Let us first get some broad but clear work definitions out of the way. A definite period contract is an employment agreement entered into by an employee and an employer for an agreed period of time, and the relationship ceases the moment the agreed period expires.

A part-time contract of employment, for a definite or an indefinite period, is an agreement to work scheduled or unscheduled hours being less than 40 hours per week.

A self-employed contract implies an individual giving a defined and qualified service to a company, or a client, and there is no employment relationship between the parties.

These three voluntary ways of working are each regulated by relevant legislation and like all employment are subject to monitoring and surveillance by the competent government authorities, (Labour Office), for any abuses or irregularities.

No doubt these three types of work relationships constitute flexible tools to employers, much needed in a complex and developed economy. These types of relationships also offer convenient ways of working in the interest of those individuals who require them. Overall these varied ways of working encourage and ensure that all potentially available work resources are taken up with the full benefit to the economy and society

Unfortunately, we are currently witnessing a misguided concerted attack on these ways of working. It is being alleged that these ways of working are rife with unchecked abuses and so require more restrictive legislative interventions.
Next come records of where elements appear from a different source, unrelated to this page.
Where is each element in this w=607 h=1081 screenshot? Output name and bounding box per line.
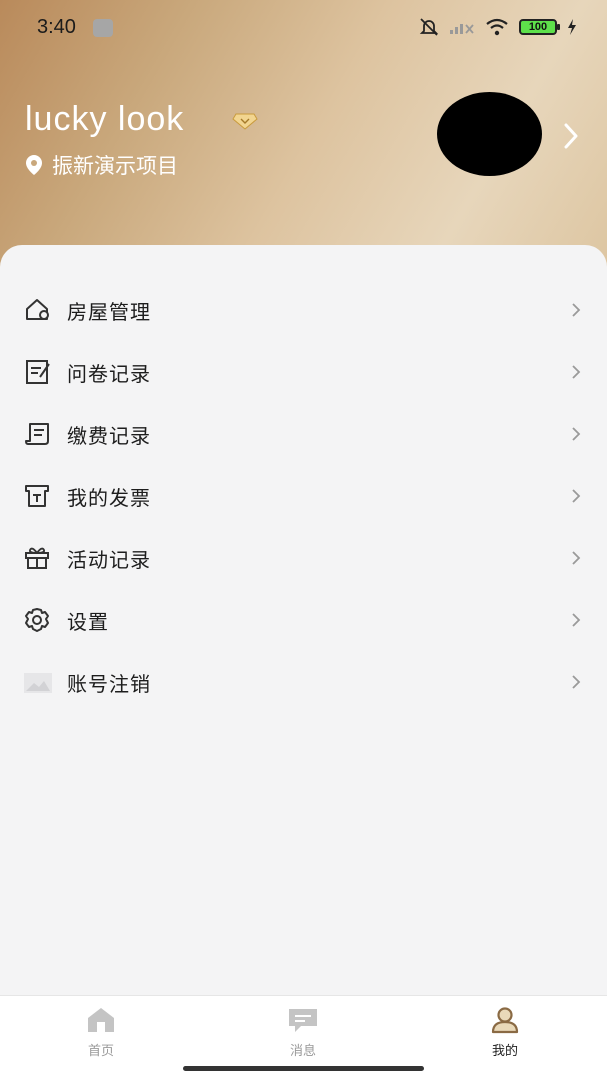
battery-indicator: 100 [519, 19, 560, 35]
diamond-badge-icon [232, 113, 258, 130]
menu-item-account-cancellation[interactable]: 账号注销 [0, 651, 607, 713]
menu-item-house-management[interactable]: 房屋管理 [0, 279, 607, 341]
wrench-icon [93, 19, 113, 37]
menu-item-payment-record[interactable]: 缴费记录 [0, 403, 607, 465]
menu-item-label: 缴费记录 [67, 424, 151, 448]
mute-bell-icon [419, 18, 439, 36]
tab-home-label: 首页 [87, 1044, 114, 1059]
status-time: 3:40 [37, 16, 76, 38]
chevron-right-icon [572, 675, 581, 689]
menu-card: 房屋管理 问卷记录 缴费记录 我的发票 活动记录 设置 账号注销 [0, 245, 607, 995]
message-icon [289, 1009, 317, 1032]
image-placeholder-icon [24, 673, 52, 693]
menu-item-label: 问卷记录 [67, 362, 151, 386]
status-bar: 3:40 100 [0, 0, 607, 58]
chevron-right-icon [572, 427, 581, 441]
user-profile-icon [491, 1007, 519, 1034]
house-icon [26, 299, 49, 320]
payment-record-icon [25, 423, 49, 445]
tab-home[interactable]: 首页 [61, 1006, 141, 1059]
menu-list: 房屋管理 问卷记录 缴费记录 我的发票 活动记录 设置 账号注销 [0, 279, 607, 713]
chevron-right-icon [572, 613, 581, 627]
avatar[interactable] [437, 92, 542, 176]
tab-messages-label: 消息 [289, 1044, 316, 1059]
chevron-right-icon [572, 489, 581, 503]
username: lucky look [25, 100, 185, 138]
signal-icon [450, 24, 474, 34]
menu-item-label: 设置 [67, 610, 109, 634]
wifi-icon [486, 18, 508, 36]
menu-item-label: 活动记录 [67, 548, 151, 572]
menu-item-invoice[interactable]: 我的发票 [0, 465, 607, 527]
menu-item-activity-record[interactable]: 活动记录 [0, 527, 607, 589]
project-location[interactable]: 振新演示项目 [24, 150, 178, 180]
tab-messages[interactable]: 消息 [263, 1006, 343, 1059]
project-name: 振新演示项目 [52, 154, 178, 178]
location-pin-icon [26, 155, 42, 175]
chevron-right-icon [572, 365, 581, 379]
invoice-icon [25, 485, 49, 507]
tab-mine[interactable]: 我的 [465, 1006, 545, 1059]
settings-gear-icon [25, 608, 49, 632]
gift-icon [25, 547, 49, 569]
tab-mine-label: 我的 [491, 1044, 518, 1059]
menu-item-questionnaire[interactable]: 问卷记录 [0, 341, 607, 403]
menu-item-label: 房屋管理 [67, 300, 151, 324]
menu-item-label: 我的发票 [67, 486, 151, 510]
profile-chevron-right-icon[interactable] [560, 121, 582, 151]
menu-item-label: 账号注销 [67, 672, 151, 696]
home-icon [88, 1008, 114, 1032]
chevron-right-icon [572, 303, 581, 317]
chevron-right-icon [572, 551, 581, 565]
charging-icon [568, 19, 576, 35]
menu-item-settings[interactable]: 设置 [0, 589, 607, 651]
home-indicator [183, 1066, 424, 1071]
questionnaire-icon [26, 360, 50, 384]
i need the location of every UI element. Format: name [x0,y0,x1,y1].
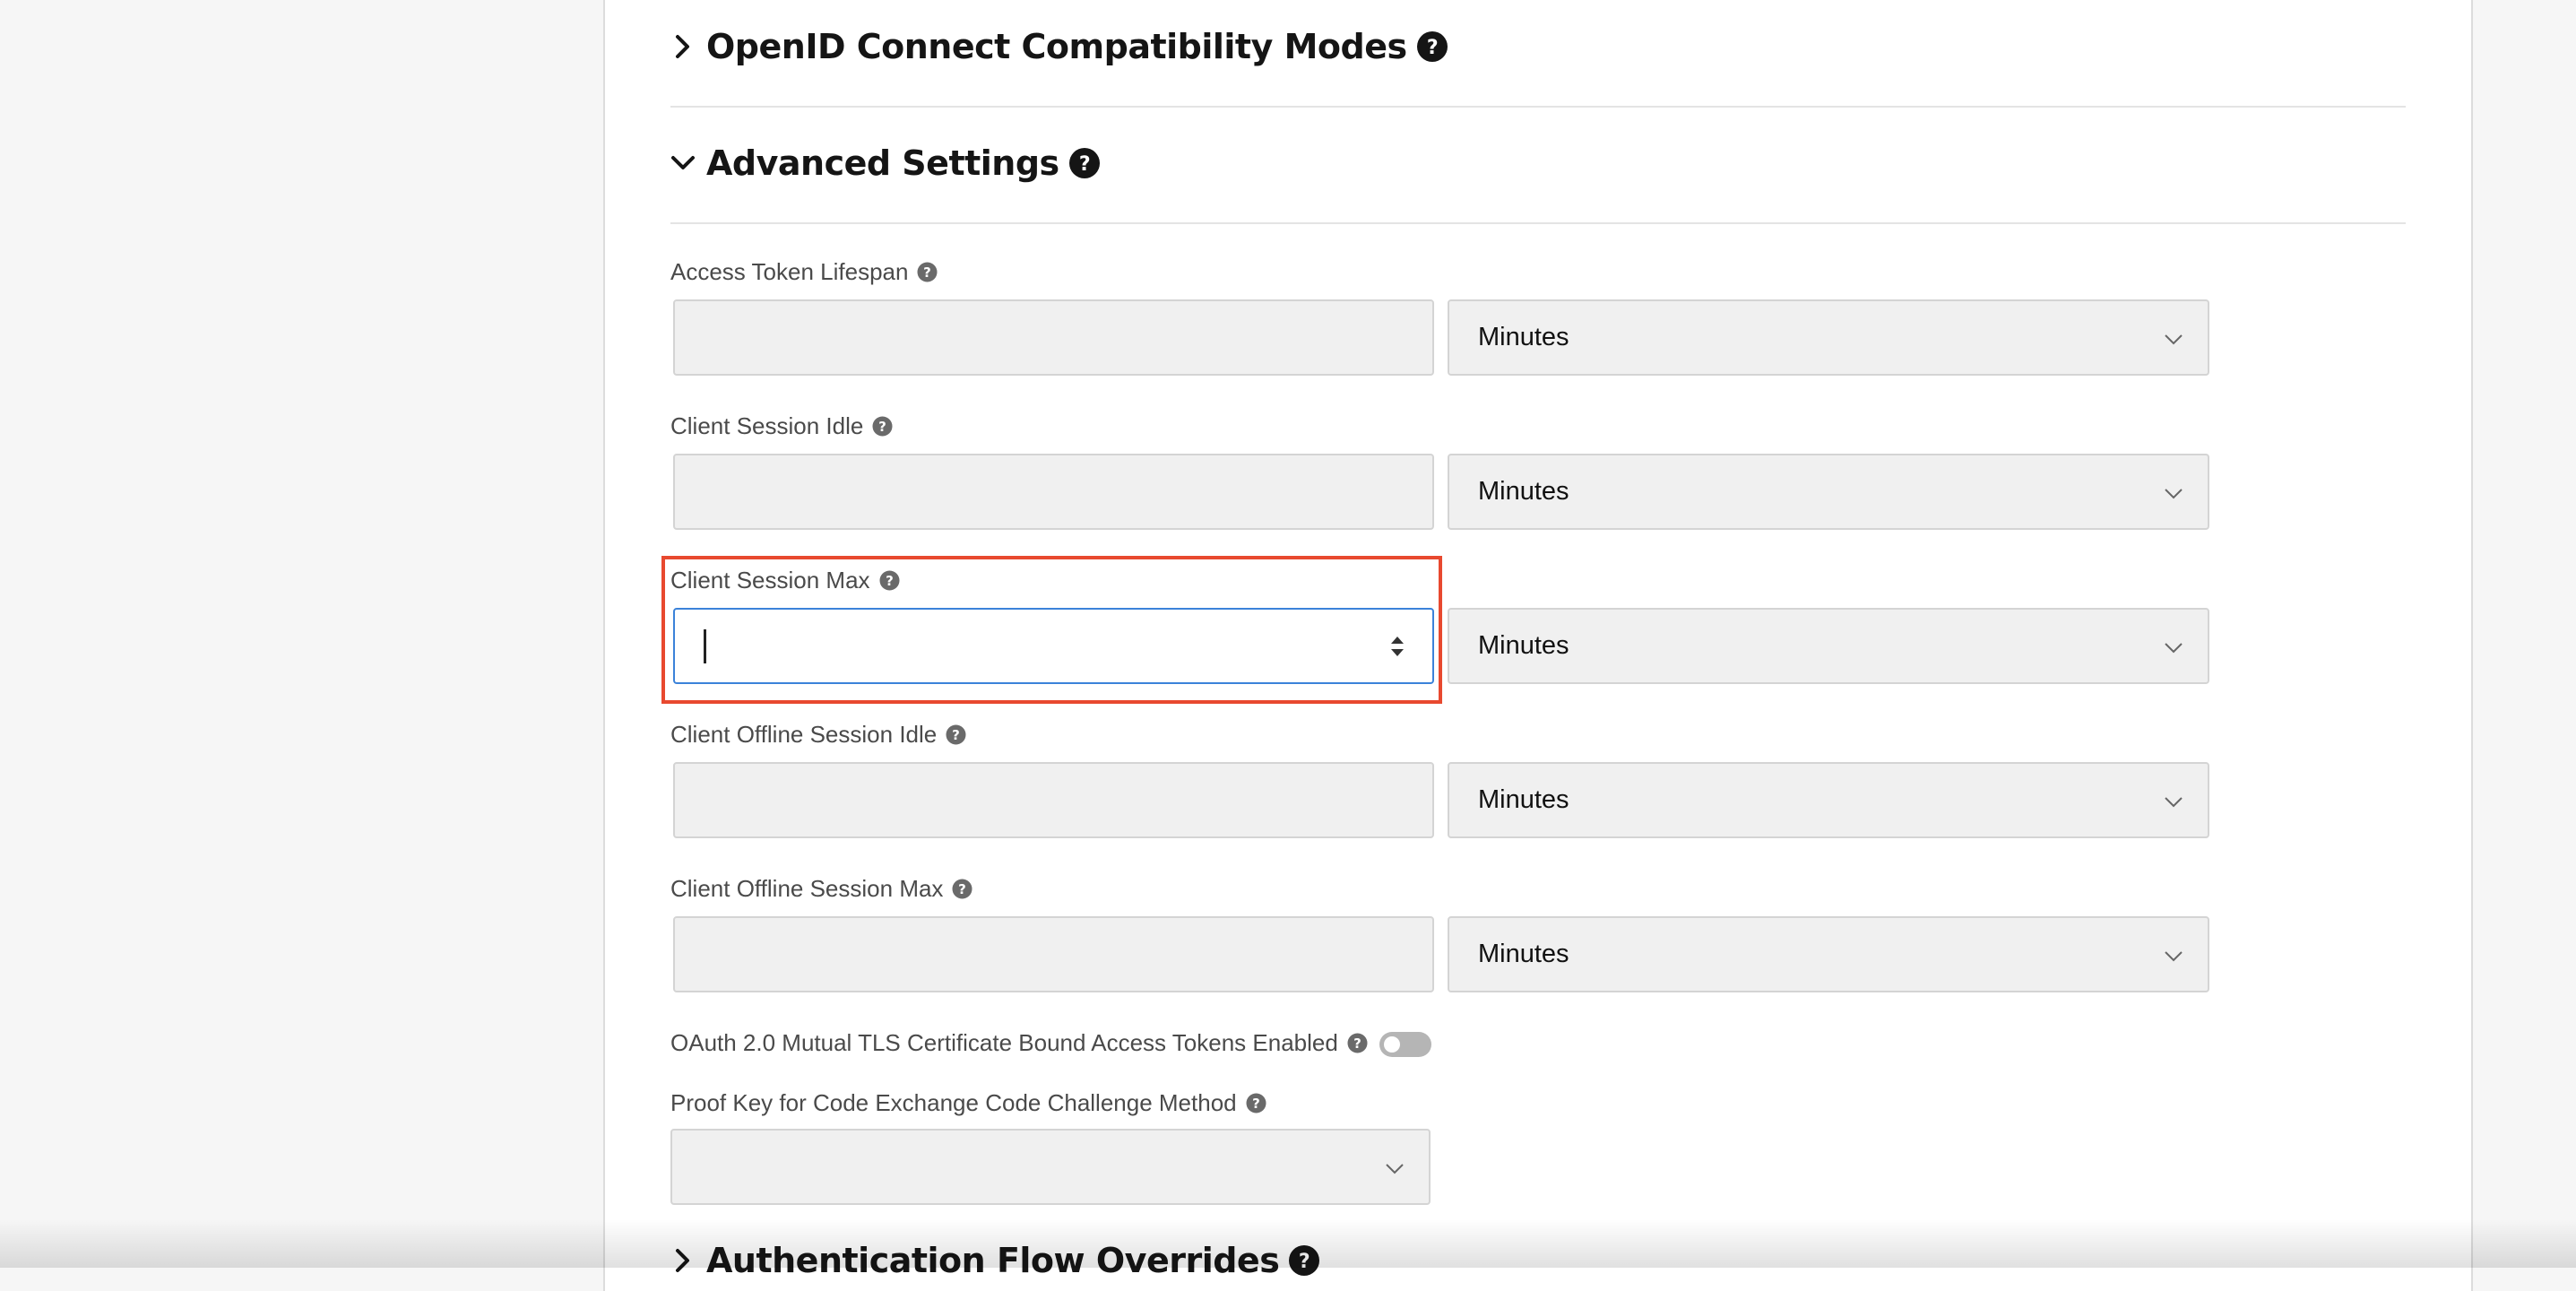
field-label-text: Access Token Lifespan [670,258,909,285]
svg-text:?: ? [1252,1096,1260,1112]
client-offline-session-max-input[interactable] [673,916,1434,992]
question-circle-icon[interactable]: ? [917,262,938,282]
client-offline-session-idle-label: Client Offline Session Idle ? [670,721,966,749]
number-spinner-icon[interactable] [1387,629,1407,663]
text-cursor [704,629,706,663]
svg-text:?: ? [959,881,967,897]
client-offline-session-idle-input[interactable] [673,762,1434,838]
select-value: Minutes [1478,631,1569,660]
client-session-idle-unit-select[interactable]: Minutes [1448,454,2209,530]
section-advanced-header[interactable]: Advanced Settings ? [669,143,1101,183]
svg-text:?: ? [1079,153,1090,176]
client-session-max-input[interactable] [673,608,1434,684]
question-circle-icon[interactable]: ? [946,724,966,745]
chevron-right-icon [669,1246,697,1275]
chevron-down-icon [2163,637,2184,658]
select-value: Minutes [1478,477,1569,506]
section-divider [670,106,2406,108]
chevron-down-icon [2163,791,2184,812]
question-circle-icon[interactable]: ? [1288,1244,1320,1277]
svg-text:?: ? [1299,1251,1310,1273]
question-circle-icon[interactable]: ? [1416,30,1448,63]
client-session-idle-label: Client Session Idle ? [670,412,893,440]
select-value: Minutes [1478,785,1569,814]
svg-text:?: ? [1426,37,1437,59]
question-circle-icon[interactable]: ? [1068,147,1101,179]
access-token-lifespan-unit-select[interactable]: Minutes [1448,299,2209,376]
chevron-down-icon [1384,1157,1405,1179]
field-label-text: Client Offline Session Idle [670,721,938,748]
chevron-down-icon [669,149,697,178]
chevron-right-icon [669,32,697,61]
mtls-toggle[interactable] [1379,1032,1431,1057]
field-label-text: Client Session Idle [670,412,864,439]
section-openid-compat-header[interactable]: OpenID Connect Compatibility Modes ? [669,27,1448,66]
question-circle-icon[interactable]: ? [1246,1093,1266,1113]
chevron-down-icon [2163,482,2184,504]
select-value: Minutes [1478,323,1569,351]
section-title: OpenID Connect Compatibility Modes [706,27,1407,66]
svg-text:?: ? [924,264,932,281]
svg-text:?: ? [952,727,960,743]
select-value: Minutes [1478,940,1569,968]
client-offline-session-max-unit-select[interactable]: Minutes [1448,916,2209,992]
client-session-max-label: Client Session Max ? [670,567,900,594]
pkce-label: Proof Key for Code Exchange Code Challen… [670,1089,1266,1117]
svg-text:?: ? [878,419,886,435]
chevron-down-icon [2163,328,2184,350]
mtls-label: OAuth 2.0 Mutual TLS Certificate Bound A… [670,1029,1368,1057]
question-circle-icon[interactable]: ? [1347,1033,1368,1053]
question-circle-icon[interactable]: ? [872,416,893,437]
access-token-lifespan-label: Access Token Lifespan ? [670,258,938,286]
field-label-text: Proof Key for Code Exchange Code Challen… [670,1089,1237,1116]
section-title: Authentication Flow Overrides [706,1241,1280,1280]
section-title: Advanced Settings [706,143,1059,183]
svg-text:?: ? [886,573,894,589]
section-divider [670,222,2406,224]
chevron-down-icon [2163,945,2184,966]
client-session-idle-input[interactable] [673,454,1434,530]
question-circle-icon[interactable]: ? [952,879,972,899]
client-offline-session-max-label: Client Offline Session Max ? [670,875,972,903]
question-circle-icon[interactable]: ? [879,570,900,591]
client-offline-session-idle-unit-select[interactable]: Minutes [1448,762,2209,838]
field-label-text: Client Offline Session Max [670,875,944,902]
svg-text:?: ? [1353,1035,1361,1052]
toggle-knob [1384,1036,1400,1053]
field-label-text: OAuth 2.0 Mutual TLS Certificate Bound A… [670,1029,1338,1056]
pkce-method-select[interactable] [670,1129,1431,1205]
section-auth-flow-overrides-header[interactable]: Authentication Flow Overrides ? [669,1241,1320,1280]
access-token-lifespan-input[interactable] [673,299,1434,376]
field-label-text: Client Session Max [670,567,870,594]
client-session-max-unit-select[interactable]: Minutes [1448,608,2209,684]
It is also being mentioned that these ways of working imply intrinsic inferior conditions.

This attack seems to be the product of particular unions’ muddled thinking, as they attempt to define definite, part-time and self-employed arrangements as “precarious ways of working”, hence inferior and exploitative of workers. These unions are wrong to attack the definite period, part-time and self-employed methods of working in themselves, but should be instead focusing on real abuses in the world of work, abuses perpetrated against vulnerable employees. It is puerile to repeatedly describe in public, and give examples of, condemnable malpractices of a few particular rogue employers then fail to publicly identify these offenders and duly report them to the Labour Office, or the police, where criminal offences are concerned.

Is it not obvious to everyone that demanding wage kickbacks from employees is a criminal offence? Even before the entry of additional regulations, was it not obvious to Labour Office that a waiter or a security guard could not pass himself to be a self-employed person? We do not need additional regulations and legislation to ensure a civilised world of work. We do not need to complicate the world of work to an extent that work creation is inhibited and entrepreneurs discouraged.

What we do need are serious players of integrity, be they politicians, unions’ and employers’ representatives and most important of all professional and committed public officials, who are encouraged, supported and are willing, to fulfill their enforcement role.